I ate the rolls (they didn't come out as pretzels, but more on that shortly) after they were baked and since you're reading this, the lye did me no harm. Just remember the 1:64 ratio and extremely short poaching time – basically a dunk – and it should be okay. But, of course, if you're not convinced about lye, the baking soda method works fine.

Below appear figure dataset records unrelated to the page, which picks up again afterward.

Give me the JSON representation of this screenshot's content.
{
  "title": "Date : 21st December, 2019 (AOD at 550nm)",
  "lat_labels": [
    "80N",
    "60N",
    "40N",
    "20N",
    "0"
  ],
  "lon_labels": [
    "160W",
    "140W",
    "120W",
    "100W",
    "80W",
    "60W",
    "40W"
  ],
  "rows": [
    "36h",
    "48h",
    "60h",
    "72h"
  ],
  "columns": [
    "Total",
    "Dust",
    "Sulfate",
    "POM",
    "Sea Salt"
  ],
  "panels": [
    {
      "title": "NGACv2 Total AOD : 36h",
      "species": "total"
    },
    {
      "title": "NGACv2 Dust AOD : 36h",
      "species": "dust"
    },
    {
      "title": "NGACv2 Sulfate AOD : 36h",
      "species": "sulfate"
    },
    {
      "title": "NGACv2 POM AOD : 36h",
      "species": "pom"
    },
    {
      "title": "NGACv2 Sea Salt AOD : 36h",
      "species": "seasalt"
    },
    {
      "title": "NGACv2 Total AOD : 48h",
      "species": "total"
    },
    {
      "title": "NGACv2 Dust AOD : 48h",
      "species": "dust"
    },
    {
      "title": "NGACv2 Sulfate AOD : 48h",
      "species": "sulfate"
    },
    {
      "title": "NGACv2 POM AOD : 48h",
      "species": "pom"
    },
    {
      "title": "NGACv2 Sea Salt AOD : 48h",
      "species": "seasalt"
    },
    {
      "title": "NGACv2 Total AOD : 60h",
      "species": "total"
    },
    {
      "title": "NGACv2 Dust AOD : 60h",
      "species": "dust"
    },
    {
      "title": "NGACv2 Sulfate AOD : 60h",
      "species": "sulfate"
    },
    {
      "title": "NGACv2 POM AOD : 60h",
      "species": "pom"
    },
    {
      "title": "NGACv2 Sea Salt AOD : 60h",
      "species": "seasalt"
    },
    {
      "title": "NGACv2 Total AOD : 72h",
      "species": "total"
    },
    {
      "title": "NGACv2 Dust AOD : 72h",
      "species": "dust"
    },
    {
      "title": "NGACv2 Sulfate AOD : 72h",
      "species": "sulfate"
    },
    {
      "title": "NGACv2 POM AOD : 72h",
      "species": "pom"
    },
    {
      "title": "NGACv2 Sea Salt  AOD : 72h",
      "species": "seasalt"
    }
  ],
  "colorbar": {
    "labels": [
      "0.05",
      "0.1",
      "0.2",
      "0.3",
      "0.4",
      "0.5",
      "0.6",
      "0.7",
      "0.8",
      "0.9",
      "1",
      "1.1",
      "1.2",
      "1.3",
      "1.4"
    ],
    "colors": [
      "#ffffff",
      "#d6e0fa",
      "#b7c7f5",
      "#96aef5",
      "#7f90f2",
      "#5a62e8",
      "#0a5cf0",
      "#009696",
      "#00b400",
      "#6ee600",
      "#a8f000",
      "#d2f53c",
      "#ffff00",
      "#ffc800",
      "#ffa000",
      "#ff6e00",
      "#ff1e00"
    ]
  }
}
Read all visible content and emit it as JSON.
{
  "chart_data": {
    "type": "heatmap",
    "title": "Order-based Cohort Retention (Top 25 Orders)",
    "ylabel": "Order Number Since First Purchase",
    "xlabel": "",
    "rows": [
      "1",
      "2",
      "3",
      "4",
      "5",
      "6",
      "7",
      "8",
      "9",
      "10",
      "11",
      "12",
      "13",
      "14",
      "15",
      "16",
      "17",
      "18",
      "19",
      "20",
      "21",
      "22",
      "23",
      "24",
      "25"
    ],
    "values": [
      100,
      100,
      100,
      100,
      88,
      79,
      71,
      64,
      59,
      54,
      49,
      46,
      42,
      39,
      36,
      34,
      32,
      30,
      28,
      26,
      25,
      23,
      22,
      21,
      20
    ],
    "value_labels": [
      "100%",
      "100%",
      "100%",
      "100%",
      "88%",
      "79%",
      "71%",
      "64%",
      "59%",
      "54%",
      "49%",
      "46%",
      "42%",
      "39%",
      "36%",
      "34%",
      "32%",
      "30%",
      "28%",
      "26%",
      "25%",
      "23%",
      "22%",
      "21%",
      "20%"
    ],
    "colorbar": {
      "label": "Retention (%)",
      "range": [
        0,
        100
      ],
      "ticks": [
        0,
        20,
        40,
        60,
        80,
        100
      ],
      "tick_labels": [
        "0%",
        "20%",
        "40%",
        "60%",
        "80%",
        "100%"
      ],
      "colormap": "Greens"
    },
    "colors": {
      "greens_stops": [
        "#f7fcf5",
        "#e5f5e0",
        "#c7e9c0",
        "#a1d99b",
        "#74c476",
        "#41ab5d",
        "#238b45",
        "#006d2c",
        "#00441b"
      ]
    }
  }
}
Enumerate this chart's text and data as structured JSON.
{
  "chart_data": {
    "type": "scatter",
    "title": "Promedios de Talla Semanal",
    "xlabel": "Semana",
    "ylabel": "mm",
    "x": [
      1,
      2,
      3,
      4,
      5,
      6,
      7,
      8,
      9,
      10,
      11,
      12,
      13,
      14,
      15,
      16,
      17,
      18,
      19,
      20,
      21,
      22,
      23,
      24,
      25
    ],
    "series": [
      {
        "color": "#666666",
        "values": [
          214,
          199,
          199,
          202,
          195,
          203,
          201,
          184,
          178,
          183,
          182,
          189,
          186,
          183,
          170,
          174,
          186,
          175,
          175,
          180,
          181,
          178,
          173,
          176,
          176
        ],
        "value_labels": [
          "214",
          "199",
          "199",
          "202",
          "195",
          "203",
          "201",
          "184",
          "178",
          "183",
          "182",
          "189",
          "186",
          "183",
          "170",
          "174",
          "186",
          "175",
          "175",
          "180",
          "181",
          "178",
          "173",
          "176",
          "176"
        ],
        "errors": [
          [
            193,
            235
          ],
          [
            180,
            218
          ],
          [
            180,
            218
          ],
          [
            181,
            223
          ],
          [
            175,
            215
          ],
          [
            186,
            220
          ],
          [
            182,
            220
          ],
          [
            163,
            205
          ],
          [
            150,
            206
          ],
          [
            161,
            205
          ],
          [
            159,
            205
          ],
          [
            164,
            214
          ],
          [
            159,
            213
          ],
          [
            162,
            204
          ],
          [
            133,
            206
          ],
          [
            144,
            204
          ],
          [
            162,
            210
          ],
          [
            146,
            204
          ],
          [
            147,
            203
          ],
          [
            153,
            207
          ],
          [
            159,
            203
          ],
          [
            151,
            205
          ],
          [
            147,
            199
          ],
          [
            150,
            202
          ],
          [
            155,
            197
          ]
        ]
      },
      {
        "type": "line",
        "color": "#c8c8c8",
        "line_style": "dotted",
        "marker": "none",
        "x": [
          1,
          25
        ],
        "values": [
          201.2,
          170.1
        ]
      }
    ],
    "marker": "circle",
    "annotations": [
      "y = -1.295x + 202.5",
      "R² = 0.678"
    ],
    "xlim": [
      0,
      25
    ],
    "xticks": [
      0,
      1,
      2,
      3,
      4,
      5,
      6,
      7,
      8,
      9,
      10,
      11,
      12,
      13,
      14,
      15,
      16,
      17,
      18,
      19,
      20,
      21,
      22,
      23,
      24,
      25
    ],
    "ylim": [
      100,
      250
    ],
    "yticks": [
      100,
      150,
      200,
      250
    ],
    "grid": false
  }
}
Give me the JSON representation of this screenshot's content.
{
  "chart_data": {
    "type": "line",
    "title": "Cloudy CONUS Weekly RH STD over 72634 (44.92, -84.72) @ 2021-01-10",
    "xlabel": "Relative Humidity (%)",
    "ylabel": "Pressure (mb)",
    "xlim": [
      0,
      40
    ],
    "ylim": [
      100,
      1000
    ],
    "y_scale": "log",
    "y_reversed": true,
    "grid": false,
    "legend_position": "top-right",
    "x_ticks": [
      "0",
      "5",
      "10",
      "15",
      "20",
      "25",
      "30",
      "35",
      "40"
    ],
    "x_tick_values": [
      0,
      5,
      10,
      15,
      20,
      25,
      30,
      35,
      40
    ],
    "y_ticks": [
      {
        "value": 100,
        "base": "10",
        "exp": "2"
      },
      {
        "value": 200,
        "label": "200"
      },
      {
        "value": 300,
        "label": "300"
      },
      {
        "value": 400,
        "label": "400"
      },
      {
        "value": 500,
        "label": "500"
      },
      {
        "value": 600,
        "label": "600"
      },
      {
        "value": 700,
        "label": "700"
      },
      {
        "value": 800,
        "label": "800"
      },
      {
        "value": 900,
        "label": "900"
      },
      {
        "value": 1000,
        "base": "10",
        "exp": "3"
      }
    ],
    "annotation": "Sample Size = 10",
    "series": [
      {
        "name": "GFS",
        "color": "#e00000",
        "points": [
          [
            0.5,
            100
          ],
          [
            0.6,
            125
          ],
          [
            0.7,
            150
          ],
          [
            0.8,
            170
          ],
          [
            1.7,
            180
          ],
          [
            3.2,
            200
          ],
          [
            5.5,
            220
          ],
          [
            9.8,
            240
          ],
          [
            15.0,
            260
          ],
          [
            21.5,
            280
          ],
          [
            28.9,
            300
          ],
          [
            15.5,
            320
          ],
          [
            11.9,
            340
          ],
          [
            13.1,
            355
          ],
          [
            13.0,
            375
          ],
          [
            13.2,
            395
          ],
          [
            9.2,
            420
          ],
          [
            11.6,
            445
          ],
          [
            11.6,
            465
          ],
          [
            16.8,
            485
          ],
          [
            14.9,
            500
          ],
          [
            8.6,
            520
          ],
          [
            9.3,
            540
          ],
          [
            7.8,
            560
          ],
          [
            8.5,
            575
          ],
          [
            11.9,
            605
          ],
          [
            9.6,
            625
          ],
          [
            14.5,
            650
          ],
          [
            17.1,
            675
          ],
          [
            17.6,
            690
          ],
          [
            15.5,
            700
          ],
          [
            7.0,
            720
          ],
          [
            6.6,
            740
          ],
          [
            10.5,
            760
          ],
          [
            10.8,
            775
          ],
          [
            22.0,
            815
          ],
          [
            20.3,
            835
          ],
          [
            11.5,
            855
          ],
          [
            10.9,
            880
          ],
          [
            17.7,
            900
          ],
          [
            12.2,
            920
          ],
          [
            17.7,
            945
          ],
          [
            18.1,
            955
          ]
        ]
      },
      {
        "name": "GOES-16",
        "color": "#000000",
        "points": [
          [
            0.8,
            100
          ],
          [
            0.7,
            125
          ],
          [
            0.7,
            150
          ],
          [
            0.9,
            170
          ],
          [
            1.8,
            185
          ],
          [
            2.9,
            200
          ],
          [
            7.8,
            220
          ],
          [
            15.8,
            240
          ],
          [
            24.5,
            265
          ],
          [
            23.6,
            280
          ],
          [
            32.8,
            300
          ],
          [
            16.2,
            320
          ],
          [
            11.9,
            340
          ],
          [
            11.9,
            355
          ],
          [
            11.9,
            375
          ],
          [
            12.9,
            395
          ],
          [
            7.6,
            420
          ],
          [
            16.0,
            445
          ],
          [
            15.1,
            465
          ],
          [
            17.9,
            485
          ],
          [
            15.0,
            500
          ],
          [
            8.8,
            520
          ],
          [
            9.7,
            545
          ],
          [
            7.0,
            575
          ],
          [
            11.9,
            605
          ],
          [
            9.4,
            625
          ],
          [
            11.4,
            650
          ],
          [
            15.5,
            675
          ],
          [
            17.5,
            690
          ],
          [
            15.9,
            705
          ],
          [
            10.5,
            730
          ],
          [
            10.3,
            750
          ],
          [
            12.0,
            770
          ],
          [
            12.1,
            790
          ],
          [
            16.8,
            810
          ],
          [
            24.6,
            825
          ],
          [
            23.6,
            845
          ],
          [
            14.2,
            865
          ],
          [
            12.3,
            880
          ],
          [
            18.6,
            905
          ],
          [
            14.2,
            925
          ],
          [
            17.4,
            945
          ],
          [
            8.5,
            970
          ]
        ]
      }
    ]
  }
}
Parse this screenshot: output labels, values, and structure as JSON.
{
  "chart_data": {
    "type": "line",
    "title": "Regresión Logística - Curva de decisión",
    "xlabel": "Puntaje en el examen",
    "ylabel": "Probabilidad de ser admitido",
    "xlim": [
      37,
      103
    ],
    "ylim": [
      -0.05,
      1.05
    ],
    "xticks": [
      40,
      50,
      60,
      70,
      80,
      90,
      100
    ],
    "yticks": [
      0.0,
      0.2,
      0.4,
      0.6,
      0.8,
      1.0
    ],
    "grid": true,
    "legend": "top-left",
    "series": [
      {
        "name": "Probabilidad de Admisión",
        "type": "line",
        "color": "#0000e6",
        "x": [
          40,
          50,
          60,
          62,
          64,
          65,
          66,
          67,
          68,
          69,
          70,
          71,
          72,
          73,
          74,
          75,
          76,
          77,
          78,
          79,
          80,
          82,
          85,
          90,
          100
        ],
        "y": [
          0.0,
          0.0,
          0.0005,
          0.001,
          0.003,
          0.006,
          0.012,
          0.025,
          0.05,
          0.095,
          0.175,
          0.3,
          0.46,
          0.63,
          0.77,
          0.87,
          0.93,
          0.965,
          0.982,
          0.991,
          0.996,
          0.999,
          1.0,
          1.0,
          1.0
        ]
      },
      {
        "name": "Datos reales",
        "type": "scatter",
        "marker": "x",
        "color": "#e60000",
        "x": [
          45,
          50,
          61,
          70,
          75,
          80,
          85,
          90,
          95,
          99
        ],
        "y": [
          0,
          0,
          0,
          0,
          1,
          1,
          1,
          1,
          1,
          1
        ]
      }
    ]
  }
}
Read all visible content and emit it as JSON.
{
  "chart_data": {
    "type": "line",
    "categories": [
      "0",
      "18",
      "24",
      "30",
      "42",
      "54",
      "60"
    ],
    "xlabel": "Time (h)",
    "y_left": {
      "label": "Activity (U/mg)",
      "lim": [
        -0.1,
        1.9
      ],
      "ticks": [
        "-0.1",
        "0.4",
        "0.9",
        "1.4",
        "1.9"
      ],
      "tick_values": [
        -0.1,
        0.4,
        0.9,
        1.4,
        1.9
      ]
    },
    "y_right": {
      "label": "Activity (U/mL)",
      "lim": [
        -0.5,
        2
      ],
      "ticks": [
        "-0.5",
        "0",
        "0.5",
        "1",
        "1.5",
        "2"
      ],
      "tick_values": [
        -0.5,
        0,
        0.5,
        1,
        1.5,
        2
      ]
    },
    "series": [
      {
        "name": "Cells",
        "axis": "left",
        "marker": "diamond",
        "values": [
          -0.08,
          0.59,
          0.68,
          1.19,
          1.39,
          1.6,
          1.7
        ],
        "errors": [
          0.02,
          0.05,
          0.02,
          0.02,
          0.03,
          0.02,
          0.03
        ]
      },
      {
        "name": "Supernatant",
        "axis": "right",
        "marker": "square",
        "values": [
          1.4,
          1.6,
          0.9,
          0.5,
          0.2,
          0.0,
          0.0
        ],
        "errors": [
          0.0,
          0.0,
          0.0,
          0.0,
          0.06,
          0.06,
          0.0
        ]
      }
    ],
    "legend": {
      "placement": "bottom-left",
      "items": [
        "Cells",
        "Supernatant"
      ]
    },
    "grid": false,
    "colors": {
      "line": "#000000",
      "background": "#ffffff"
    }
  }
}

Right, here's the thing about not following recipes. Instead of making 12 pretzels from the dough, I only made eight so that they would fit on just one baking tray. That meant the portions were larger and so when they rose, during proofing and then in the oven, the holes closed up and the pretzels turned into rolls, albeit with a pretty knot pattern on the top as they appear here after being baked:
The holes have gone missing!

A few days later, it was another round of making rye pretzels but using only half of Peter Wells' recipe. The picture at the top of the post is the result. They came out of the oven crusty, but softened somewhat on the cooling rack. I need to find a way to keep the crunch. The inside remained chewy though, so there's that.

I like this recipe and the taste and texture of the pretzels. There's not a lot of rye, but you still get the nutrients of the grain and the bread isn't stodgy. Definitely a keeper.